Watch this robotic dog use one of its ‘paws’ to open doors

Oh, great. They can let themselves inside buildings now.

It's surprisingly difficult to get robots to use their legs for walking and object interaction. Carnegie Mellon/UC Berkeley

Even with their many advances, quadrupedal robots’ legs are most often still just made for walking. Using individual front paws for moving and non-locomotion tasks like pushing buttons or moving objects, however, usually falls outside the machines’ reach, but a team of researchers appear to be designing them to finally bridge that gap.

Roboticists from Carnegie Mellon University and UC Berkeley have demonstrated the ability to program a quadrupedal robot—in this case, a Unitree Go1 one utilizing an Intel RealSense camera—to use its front limbs not only to walk, but also to help climb walls and interact with simple objects, as needed. The progress, detailed in a paper to be presented next month at the International Conference of Robotics and Automation (ICRA 2023), potentially marks a major step forward for what quadrupedal robots can handle. There’s also some pretty impressive video demonstrations, as well. Check out the handy machine in action below:

To pull off these abilities, researchers broke down their robots’ desired tasks into two broad skill sets—locomotion (movement like walking or climbing walls) and manipulation (using one leg to interact with externalities while balancing on the other three limbs). As IEEE Spectrum explains, the separation is important: Often, these tasks can prove to be in opposition to one another, leading robots to get stuck in computational quandaries.

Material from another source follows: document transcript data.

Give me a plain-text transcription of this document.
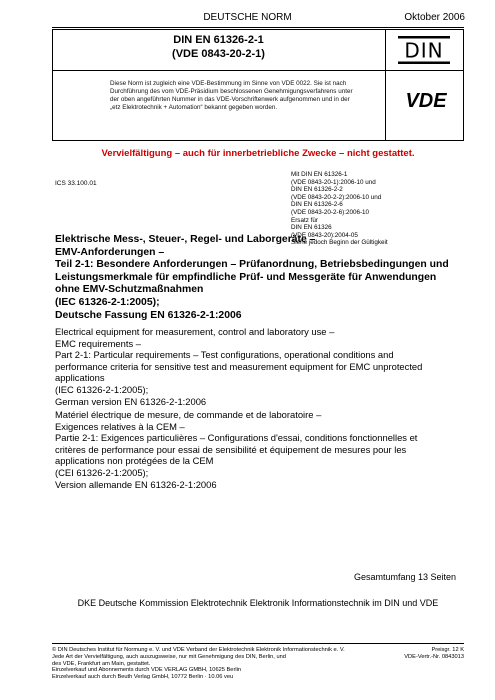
DEUTSCHE NORM	Oktober 2006
DIN EN 61326-2-1
(VDE 0843-20-2-1)
Diese Norm ist zugleich eine VDE-Bestimmung im Sinne von VDE 0022. Sie ist nach
Durchführung des vom VDE-Präsidium beschlossenen Genehmigungsverfahrens unter
der oben angeführten Nummer in das VDE-Vorschriftenwerk aufgenommen und in der
„etz Elektrotechnik + Automation“ bekannt gegeben worden.
DIN
VDE
Vervielfältigung – auch für innerbetriebliche Zwecke – nicht gestattet.
ICS 33.100.01
Mit DIN EN 61326-1
(VDE 0843-20-1):2006-10 und
DIN EN 61326-2-2
(VDE 0843-20-2-2):2006-10 und
DIN EN 61326-2-6
(VDE 0843-20-2-6):2006-10
Ersatz für
DIN EN 61326
(VDE 0843-20):2004-05
Siehe jedoch Beginn der Gültigkeit
Elektrische Mess-, Steuer-, Regel- und Laborgeräte –
EMV-Anforderungen –
Teil 2-1: Besondere Anforderungen – Prüfanordnung, Betriebsbedingungen und
Leistungsmerkmale für empfindliche Prüf- und Messgeräte für Anwendungen
ohne EMV-Schutzmaßnahmen
(IEC 61326-2-1:2005);
Deutsche Fassung EN 61326-2-1:2006
Electrical equipment for measurement, control and laboratory use –
EMC requirements –
Part 2-1: Particular requirements – Test configurations, operational conditions and
performance criteria for sensitive test and measurement equipment for EMC unprotected
applications
(IEC 61326-2-1:2005);
German version EN 61326-2-1:2006
Matériel électrique de mesure, de commande et de laboratoire –
Exigences relatives à la CEM –
Partie 2-1: Exigences particulières – Configurations d'essai, conditions fonctionnelles et
critères de performance pour essai de sensibilité et équipement de mesures pour les
applications non protégées de la CEM
(CEI 61326-2-1:2005);
Version allemande EN 61326-2-1:2006
Gesamtumfang 13 Seiten
DKE Deutsche Kommission Elektrotechnik Elektronik Informationstechnik im DIN und VDE
© DIN Deutsches Institut für Normung e. V. und VDE Verband der Elektrotechnik Elektronik Informationstechnik e. V.
Jede Art der Vervielfältigung, auch auszugsweise, nur mit Genehmigung des DIN, Berlin, und
des VDE, Frankfurt am Main, gestattet.
Einzelverkauf und Abonnements durch VDE VERLAG GMBH, 10625 Berlin
Einzelverkauf auch durch Beuth Verlag GmbH, 10772 Berlin · 10.06 veu
Preisgr. 12 K
VDE-Vertr.-Nr. 0843013
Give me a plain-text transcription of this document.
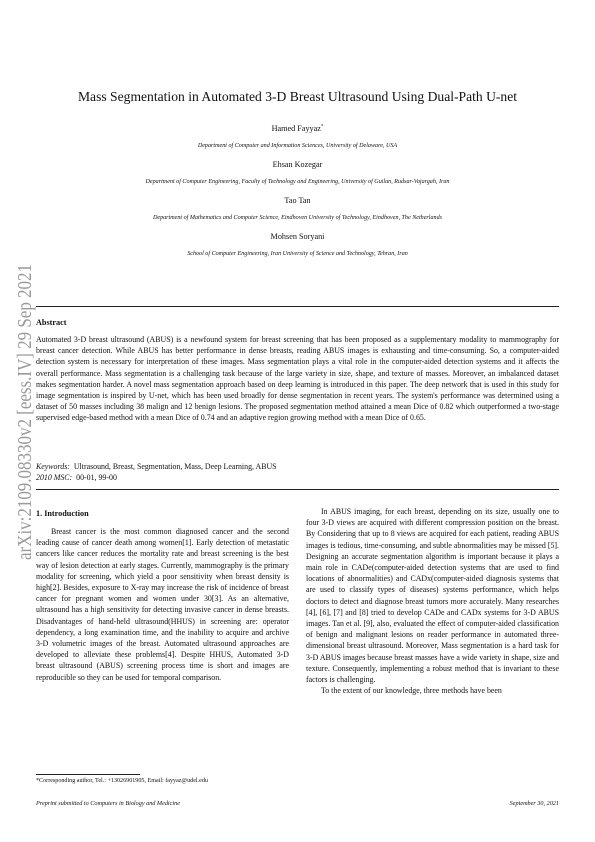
arXiv:2109.08330v2 [eess.IV] 29 Sep 2021
Mass Segmentation in Automated 3-D Breast Ultrasound Using Dual-Path U-net
Hamed Fayyaz*
Department of Computer and Information Sciences, University of Delaware, USA
Ehsan Kozegar
Department of Computer Engineering, Faculty of Technology and Engineering, University of Guilan, Rudsar-Vajargah, Iran
Tao Tan
Department of Mathematics and Computer Science, Eindhoven University of Technology, Eindhoven, The Netherlands
Mohsen Soryani
School of Computer Engineering, Iran University of Science and Technology, Tehran, Iran
Abstract
Automated 3-D breast ultrasound (ABUS) is a newfound system for breast screening that has been proposed as a supplementary modality to mammography for breast cancer detection. While ABUS has better performance in dense breasts, reading ABUS images is exhausting and time-consuming. So, a computer-aided detection system is necessary for interpretation of these images. Mass segmentation plays a vital role in the computer-aided detection systems and it affects the overall performance. Mass segmentation is a challenging task because of the large variety in size, shape, and texture of masses. Moreover, an imbalanced dataset makes segmentation harder. A novel mass segmentation approach based on deep learning is introduced in this paper. The deep network that is used in this study for image segmentation is inspired by U-net, which has been used broadly for dense segmentation in recent years. The system's performance was determined using a dataset of 50 masses including 38 malign and 12 benign lesions. The proposed segmentation method attained a mean Dice of 0.82 which outperformed a two-stage supervised edge-based method with a mean Dice of 0.74 and an adaptive region growing method with a mean Dice of 0.65.
Keywords: Ultrasound, Breast, Segmentation, Mass, Deep Learning, ABUS
2010 MSC: 00-01, 99-00
1. Introduction

Breast cancer is the most common diagnosed cancer and the second leading cause of cancer death among women[1]. Early detection of metastatic cancers like cancer reduces the mortality rate and breast screening is the best way of lesion detection at early stages. Currently, mammography is the primary modality for screening, which yield a poor sensitivity when breast density is high[2]. Besides, exposure to X-ray may increase the risk of incidence of breast cancer for pregnant women and women under 30[3]. As an alternative, ultrasound has a high sensitivity for detecting invasive cancer in dense breasts. Disadvantages of hand-held ultrasound(HHUS) in screening are: operator dependency, a long examination time, and the inability to acquire and archive 3-D volumetric images of the breast. Automated ultrasound approaches are developed to alleviate these problems[4]. Despite HHUS, Automated 3-D breast ultrasound (ABUS) screening process time is short and images are reproducible so they can be used for temporal comparison.

In ABUS imaging, for each breast, depending on its size, usually one to four 3-D views are acquired with different compression position on the breast. By Considering that up to 8 views are acquired for each patient, reading ABUS images is tedious, time-consuming, and subtle abnormalities may be missed [5]. Designing an accurate segmentation algorithm is important because it plays a main role in CADe(computer-aided detection systems that are used to find locations of abnormalities) and CADx(computer-aided diagnosis systems that are used to classify types of diseases) systems performance, which helps doctors to detect and diagnose breast tumors more accurately. Many researches [4], [6], [7] and [8] tried to develop CADe and CADx systems for 3-D ABUS images. Tan et al. [9], also, evaluated the effect of computer-aided classification of benign and malignant lesions on reader performance in automated three-dimensional breast ultrasound. Moreover, Mass segmentation is a hard task for 3-D ABUS images because breast masses have a wide variety in shape, size and texture. Consequently, implementing a robust method that is invariant to these factors is challenging.

To the extent of our knowledge, three methods have been

*Corresponding author, Tel.: +13026901905, Email: fayyaz@udel.edu
Preprint submitted to Computers in Biology and Medicine	September 30, 2021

After training how to handle both skill sets within simulations, the team combined it all into a “robust long-term plan” via learning a behavior tree from “one clean expert demonstration,” according to the research paper.

[Related: A new tail accessory propels this robot dog across streams]

Developing cost-effective robots capable of tackling both movement and interaction with their surroundings is a key hurdle in deploying machines that can easily maneuver through everyday environments. In the research team’s videos, for example, the quadrupedal robot is able to walk up to a door, then press the nearby wheelchair access button to open it. Obviously, it’s much easier to rely on a single robot to manage both requirements, as opposed to using two robots, or altering human-specific environments to suit machines.

Combine these advancements with existing quadrupedal robots’ abilities to traverse diverse terrains such as sand and grass, toss in the trick of scaling walls and ceilings, and you’ve got a pretty handy four-legged friend.